''O problema foi evitar a vulgaridade'', diz diretora

''O problema foi evitar a vulgaridade'', diz diretora

Qual é a comédia romântica preferida da diretora Nanette Burstein? Ela não vacila do outro lado da linha, falando com o repórter pelo telefone, de Los Angeles. "Esta é fácil - Annie Hall." E por que ela gosta tanto da comédia de Woody Allen lançada no Brasil como Noivo Neurótico, Noiva Nervosa (ela acha graça do título, quando o repórter lhe conta). "Porque é honesta."

Luiz Carlos Merten, O Estado de S.Paulo

10 de setembro de 2010 | 00h00

Você parece dar grande valor à honestidade. Por quê?

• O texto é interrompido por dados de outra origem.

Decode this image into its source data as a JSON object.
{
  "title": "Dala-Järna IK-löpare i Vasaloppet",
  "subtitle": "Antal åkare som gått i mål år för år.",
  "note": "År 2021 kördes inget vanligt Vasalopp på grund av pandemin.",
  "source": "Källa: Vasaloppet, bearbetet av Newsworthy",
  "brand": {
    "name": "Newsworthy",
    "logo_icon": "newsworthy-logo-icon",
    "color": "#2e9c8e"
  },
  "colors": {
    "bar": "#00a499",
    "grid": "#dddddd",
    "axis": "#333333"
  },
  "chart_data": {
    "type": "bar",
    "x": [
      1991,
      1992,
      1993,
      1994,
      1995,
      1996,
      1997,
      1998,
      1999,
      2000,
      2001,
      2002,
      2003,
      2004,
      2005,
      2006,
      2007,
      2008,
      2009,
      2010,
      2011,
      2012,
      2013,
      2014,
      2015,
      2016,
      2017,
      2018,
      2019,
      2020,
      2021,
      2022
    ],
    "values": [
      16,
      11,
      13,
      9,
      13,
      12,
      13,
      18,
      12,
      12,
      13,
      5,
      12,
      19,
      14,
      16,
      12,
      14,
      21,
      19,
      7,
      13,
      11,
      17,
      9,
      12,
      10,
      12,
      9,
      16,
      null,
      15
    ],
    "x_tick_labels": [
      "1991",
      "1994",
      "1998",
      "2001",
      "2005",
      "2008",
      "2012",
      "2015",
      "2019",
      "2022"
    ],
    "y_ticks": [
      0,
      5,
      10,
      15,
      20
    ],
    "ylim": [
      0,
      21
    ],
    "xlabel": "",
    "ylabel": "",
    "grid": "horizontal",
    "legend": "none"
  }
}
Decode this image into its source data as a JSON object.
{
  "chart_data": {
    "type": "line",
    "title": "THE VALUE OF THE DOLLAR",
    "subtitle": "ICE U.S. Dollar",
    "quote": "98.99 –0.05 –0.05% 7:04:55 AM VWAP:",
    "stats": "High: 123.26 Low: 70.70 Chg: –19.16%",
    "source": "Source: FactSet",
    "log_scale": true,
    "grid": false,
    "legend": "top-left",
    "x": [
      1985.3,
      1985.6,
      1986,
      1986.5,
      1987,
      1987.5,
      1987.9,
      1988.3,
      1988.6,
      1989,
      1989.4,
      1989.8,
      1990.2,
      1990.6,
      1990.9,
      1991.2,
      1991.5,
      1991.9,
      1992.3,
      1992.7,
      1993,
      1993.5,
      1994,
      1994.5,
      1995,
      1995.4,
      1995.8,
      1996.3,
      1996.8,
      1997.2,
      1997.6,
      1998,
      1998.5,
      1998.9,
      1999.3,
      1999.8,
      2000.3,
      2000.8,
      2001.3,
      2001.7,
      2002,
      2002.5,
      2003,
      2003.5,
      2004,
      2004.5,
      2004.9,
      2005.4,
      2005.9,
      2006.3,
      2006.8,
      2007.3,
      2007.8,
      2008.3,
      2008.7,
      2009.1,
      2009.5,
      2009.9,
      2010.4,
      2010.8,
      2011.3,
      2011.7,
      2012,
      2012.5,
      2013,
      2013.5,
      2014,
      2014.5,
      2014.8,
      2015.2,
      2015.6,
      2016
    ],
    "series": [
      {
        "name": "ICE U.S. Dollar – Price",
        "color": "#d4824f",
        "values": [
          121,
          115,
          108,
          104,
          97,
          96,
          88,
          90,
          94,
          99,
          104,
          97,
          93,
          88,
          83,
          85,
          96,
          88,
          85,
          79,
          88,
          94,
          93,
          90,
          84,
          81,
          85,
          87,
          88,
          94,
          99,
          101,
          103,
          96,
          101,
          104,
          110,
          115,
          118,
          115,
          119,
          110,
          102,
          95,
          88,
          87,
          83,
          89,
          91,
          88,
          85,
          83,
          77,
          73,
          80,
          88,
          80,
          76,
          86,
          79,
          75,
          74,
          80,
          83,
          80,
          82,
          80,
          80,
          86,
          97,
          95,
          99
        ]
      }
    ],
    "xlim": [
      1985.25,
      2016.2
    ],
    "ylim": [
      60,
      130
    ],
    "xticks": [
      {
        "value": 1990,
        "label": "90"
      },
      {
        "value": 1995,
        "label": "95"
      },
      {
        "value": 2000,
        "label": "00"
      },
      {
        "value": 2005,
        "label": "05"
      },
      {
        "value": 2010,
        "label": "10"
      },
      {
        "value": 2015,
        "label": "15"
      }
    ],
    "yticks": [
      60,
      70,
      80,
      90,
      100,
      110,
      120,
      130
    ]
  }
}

Porque ela é necessária, na arte como na vida. Não creio que exista outra forma de consolidar relações pessoais e artísticas sem integridade, e quando digo isso quero me referir à honestidade. Dos sentimentos, dos preceitos estéticos. Woody Allen fez uma comédia que marcou época e resistiu ao tempo. De alguma maneira, sei que estou trabalhando com um material mais perecível - Annie Hall ganhou o Oscar -, mas isso não me impede de tentar ser honesta, com meus personagens e com os espectadores.

Como uma diretora conhecida por seus documentários - e American Teen fez grande sucesso em Sundance - foi parar numa comédia com Drew Barrymore?

Drew é conhecida por produzir o próprio material, mas desta vez a ideia não partiu dela. Estava procurando uma história para minha estreia na ficção quando surgiu esse roteiro que me fascinou. Tenho experiência com essa coisa de amor a distância e todo mundo conhece alguém que está se relacionando em outra cidade, outro país. Gostei do humor e dos sentimentos. Tudo me pareceu sincero. Fui a primeira a embarcar no projeto, Drew chegou depois. Sugeri o nome de Justin Long, seu parceiro na vida. Confesso que os dois me surpreenderam. A química na tela superou minha expectativa.

O estúdio não criou problemas com tantos palavrões?

Em momento nenhum. O problema nunca foi evitar o palavrão, mas a vulgaridade.

Drew é do tipo que manda alguém se f... com naturalidade.

Ela própria reconhece que, às vezes, tem dificuldade para se controlar. Mas Drew é um doce de pessoa. E ela é linda. Não um tipo convencional de beleza. Ela resplandece. E com Justin, as entrelinhas da história, o sexo, fica mais real.

O amor a distância é possível?

Somente até certo ponto. Existem vários motivos para isso. Obrigações profissionais, guerras. Muitas vezes, a permanência depende da qualidade dos encontros. Tem gente que só funciona assim. Eu quero crer que o amor compartilhado implica certos compromissos. Não há desafio maior do que reinventar todo dia a relação, vivendo junto.

AMOR A DISTÂNCIA

Nome original; Going the Distance. Direção: Nanette Burstein.